Des alcools de riz produits au Québec

Vrooden

Nichée à Granby dans les Cantons-de-l’Est, la microbrasserie de bière Vrooden s’est recyclée en 2020 dans la production inusitée au Québec d’alcools de riz en élaborant du Makgeolli et du Saké.

Par Janine Saine

L’équipe composée de Carol Duplain, fondateur et président, Sylvie Fournier, brasseuse et responsable de la gestion et du marketing, et Hervé Gagnon actionnaire, est fière de nous présenter leurs produits entièrement fabriqués au Québec. Voici une entrevue réalisée avec Sylvie Fournier.

Quelles sont les étapes historiques de la fondation de votre brasserie ?

En 2016, Vrooden a vu le jour, grâce au fondateur Carol Duplain qui s’est découvert un grand intérêt pour la fabrication de bières artisanales de type allemand. Au cours de ses six années d’existence, la microbrasserie a été lauréate d’une dizaine de médailles au Québec et au Canada.
En 2015, lors d’un premier voyage en Corée, Carol découvre le Makgeolli, et en 2020, il fait la rencontre avec un Maître brasseur coréen. C’est le début de notre aventure des alcools de riz.
Geonbae voit le jour avec la commercialisation du Makgeolli. En 2023, Sakusei voit le jour avec la commercialisation des sakés Junmai et Junmai Ginjo, et en 2024, un deuxième produit Geonbae sous l’étiquette du Yakju.

Travailler le riz

Où et comment Carol a acquis ce savoir-faire ?

Ingénieur chimique de formation et autodidacte hors pair, Carol a su aller chercher ce dont il avait besoin pour le développement de nos produits. Voyage en Corée, développement de contact japonais pour devenir membre de l’association des brasseurs japonais (sans quoi, rien n’aurait été possible), deux séminaires web en direct du Japon et un séminaire à Brooklyn avec un Maître brasseur japonais. Beaucoup de démarches et de travail ont été accomplis pour arriver au résultat d’aujourd’hui, en étant fiers d’offrir des alcools de riz aux saveurs exclusivement québécoises !
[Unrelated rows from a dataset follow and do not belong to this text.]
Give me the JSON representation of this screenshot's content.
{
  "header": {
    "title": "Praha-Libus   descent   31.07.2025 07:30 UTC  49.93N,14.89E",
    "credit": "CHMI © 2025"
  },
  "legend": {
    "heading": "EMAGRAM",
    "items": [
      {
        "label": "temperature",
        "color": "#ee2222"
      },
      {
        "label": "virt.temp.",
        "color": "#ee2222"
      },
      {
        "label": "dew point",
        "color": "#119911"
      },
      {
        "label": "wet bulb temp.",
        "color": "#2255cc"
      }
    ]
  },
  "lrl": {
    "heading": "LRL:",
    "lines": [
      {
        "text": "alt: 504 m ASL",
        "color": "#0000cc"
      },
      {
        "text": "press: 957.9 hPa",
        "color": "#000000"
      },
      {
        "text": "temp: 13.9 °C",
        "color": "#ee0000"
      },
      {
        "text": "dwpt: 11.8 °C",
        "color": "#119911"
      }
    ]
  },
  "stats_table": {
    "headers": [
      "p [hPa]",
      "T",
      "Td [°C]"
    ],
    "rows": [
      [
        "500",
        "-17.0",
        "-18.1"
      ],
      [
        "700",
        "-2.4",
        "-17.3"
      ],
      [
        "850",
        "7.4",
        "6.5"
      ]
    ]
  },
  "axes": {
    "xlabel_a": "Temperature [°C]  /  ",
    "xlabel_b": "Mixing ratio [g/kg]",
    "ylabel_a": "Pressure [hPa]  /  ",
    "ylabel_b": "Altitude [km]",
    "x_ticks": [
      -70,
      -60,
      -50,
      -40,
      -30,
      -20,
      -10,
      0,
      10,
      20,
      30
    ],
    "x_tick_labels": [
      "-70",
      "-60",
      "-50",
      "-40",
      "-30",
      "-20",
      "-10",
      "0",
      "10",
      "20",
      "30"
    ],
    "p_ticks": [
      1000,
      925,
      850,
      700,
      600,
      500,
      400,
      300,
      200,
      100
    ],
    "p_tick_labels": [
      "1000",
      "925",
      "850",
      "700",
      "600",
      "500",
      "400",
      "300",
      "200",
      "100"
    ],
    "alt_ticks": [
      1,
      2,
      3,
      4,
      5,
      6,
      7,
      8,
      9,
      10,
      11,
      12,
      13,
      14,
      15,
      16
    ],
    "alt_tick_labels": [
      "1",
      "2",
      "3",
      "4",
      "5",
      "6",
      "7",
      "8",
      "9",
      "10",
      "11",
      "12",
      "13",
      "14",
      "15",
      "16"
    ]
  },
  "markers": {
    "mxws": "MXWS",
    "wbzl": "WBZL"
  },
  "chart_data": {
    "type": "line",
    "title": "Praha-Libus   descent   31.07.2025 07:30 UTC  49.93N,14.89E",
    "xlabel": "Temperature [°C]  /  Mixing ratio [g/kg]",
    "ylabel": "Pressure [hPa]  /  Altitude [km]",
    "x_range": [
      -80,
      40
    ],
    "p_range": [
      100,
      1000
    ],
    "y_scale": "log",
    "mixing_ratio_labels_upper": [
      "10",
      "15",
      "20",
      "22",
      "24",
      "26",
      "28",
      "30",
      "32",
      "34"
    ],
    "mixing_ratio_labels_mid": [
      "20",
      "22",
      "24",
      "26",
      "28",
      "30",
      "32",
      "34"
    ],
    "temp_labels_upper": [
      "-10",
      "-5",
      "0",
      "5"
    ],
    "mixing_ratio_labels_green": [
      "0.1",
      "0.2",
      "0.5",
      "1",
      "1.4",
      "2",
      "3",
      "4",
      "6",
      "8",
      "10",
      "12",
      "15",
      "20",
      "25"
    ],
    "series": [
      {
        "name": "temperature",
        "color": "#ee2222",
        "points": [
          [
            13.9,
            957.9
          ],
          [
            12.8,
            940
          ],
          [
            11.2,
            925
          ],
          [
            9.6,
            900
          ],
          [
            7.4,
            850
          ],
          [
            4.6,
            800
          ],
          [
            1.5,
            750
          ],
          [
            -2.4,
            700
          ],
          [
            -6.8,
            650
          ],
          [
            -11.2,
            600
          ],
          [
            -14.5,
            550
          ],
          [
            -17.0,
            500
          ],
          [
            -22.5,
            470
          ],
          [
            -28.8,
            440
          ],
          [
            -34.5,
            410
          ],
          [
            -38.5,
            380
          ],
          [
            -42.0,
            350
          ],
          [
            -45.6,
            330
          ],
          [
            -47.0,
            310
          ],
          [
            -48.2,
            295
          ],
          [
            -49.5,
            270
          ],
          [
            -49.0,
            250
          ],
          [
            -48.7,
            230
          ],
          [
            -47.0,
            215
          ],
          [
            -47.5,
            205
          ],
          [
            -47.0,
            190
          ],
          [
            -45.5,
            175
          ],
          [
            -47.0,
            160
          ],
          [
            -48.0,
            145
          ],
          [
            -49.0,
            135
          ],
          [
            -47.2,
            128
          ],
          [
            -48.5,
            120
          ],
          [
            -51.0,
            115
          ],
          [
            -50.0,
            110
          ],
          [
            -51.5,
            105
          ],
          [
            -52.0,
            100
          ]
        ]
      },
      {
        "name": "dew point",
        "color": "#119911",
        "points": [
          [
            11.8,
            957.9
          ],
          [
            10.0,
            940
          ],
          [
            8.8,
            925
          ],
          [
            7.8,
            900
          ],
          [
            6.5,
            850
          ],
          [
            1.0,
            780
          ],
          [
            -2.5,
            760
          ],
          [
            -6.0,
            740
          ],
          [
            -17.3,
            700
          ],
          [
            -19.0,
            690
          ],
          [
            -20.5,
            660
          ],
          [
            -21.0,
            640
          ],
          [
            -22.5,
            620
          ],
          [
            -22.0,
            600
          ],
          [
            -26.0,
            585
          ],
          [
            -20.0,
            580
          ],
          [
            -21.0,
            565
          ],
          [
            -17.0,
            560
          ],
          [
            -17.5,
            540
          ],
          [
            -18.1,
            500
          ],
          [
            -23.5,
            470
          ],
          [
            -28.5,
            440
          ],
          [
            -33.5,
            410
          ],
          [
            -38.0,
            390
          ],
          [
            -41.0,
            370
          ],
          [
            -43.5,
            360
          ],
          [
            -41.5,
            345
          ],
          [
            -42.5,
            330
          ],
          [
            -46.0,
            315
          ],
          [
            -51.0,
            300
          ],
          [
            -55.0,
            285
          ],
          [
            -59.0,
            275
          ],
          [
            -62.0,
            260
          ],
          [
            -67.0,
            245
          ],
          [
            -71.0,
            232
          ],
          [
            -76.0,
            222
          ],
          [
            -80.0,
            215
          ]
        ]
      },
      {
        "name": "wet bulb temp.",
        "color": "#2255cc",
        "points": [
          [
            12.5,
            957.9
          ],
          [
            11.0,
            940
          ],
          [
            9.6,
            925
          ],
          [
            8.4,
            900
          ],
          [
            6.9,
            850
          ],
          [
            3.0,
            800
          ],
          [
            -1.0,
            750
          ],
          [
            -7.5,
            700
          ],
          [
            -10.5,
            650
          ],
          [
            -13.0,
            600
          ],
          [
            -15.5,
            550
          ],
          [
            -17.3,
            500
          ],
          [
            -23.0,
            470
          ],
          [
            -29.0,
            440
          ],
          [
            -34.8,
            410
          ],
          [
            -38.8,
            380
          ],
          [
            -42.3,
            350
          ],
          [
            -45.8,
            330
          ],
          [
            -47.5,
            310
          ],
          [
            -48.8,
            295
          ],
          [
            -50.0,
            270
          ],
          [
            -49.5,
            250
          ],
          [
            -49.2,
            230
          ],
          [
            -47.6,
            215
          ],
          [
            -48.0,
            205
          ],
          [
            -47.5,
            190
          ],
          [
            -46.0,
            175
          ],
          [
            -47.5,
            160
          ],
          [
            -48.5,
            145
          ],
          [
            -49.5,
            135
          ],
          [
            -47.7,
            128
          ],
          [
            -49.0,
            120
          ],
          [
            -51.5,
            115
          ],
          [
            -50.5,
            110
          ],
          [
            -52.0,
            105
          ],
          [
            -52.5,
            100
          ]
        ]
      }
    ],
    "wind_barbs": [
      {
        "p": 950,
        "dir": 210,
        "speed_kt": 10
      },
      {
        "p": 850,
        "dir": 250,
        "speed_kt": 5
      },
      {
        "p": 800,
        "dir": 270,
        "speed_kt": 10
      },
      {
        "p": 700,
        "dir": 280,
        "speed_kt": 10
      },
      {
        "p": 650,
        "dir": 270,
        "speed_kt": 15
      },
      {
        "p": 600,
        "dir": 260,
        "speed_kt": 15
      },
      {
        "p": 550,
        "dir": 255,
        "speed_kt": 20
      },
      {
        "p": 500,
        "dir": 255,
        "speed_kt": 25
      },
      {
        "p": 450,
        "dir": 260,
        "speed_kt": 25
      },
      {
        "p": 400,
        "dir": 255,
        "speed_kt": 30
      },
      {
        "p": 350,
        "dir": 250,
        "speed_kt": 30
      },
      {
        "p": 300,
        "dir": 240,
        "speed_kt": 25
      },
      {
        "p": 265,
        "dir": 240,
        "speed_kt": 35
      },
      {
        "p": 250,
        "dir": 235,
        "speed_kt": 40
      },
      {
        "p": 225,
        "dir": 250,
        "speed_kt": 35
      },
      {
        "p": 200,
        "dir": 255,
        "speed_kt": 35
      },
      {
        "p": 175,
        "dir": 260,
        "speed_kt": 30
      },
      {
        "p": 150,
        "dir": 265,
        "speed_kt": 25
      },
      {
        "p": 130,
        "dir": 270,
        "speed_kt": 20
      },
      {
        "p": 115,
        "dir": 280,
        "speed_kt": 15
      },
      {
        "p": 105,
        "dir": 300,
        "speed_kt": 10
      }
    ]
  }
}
Quels sont les processus de production ?

La qualité de l’eau est la base de notre production. L’eau influence directement la fermentation, donc sa condition doit être impeccable. À ce titre, la brasserie possède sa propre chambre de traitement des eaux.
La production du Makgeolli nécessite trois ingrédients : eau, riz à sushi et nuruk (fait à base de blé cru fermenté). Ces trois ingrédients sont ajoutés dans le fermenteur une fois par semaine, qu’on appelle addition. Après quatre additions, le produit est filtré et pasteurisé. Une simple filtration est nécessaire pour le Makgeolli, car on veut conserver la partie laiteuse, tandis que le Yakju (alcool clair de riz) est filtré à 100 % pour conserver que la partie claire. La pasteurisation est requise pour neutraliser tous les éléments du processus de fermentation qui demeurent dans le produit même après la filtration.

Le Saké exige quatre ingrédients : eau, riz, koji, (riz inoculé à l’aide d’un champignon noble pour la fermentation) et levure. On utilise un riz poli, car on veut éliminer le plus possible les protéines et lipides qui entourent l’amidon. Plus un riz est poli, plus le Saké sera raffiné et complexe. Pour le Saké, l’ajout des ingrédients se fait à l’intérieur de sept jours. La levure est ajoutée qu’au premier jour seulement. Ensuite, on surveille et contrôle le fermenteur pour les 30 prochains jours. Le Saké est filtré entièrement, suivi lui aussi d’une pasteurisation pour désactiver les enzymes.

Contrôle de procédé

Contrôle de procédé

Quelle est la différence entre le Makgeolli et le Saké ?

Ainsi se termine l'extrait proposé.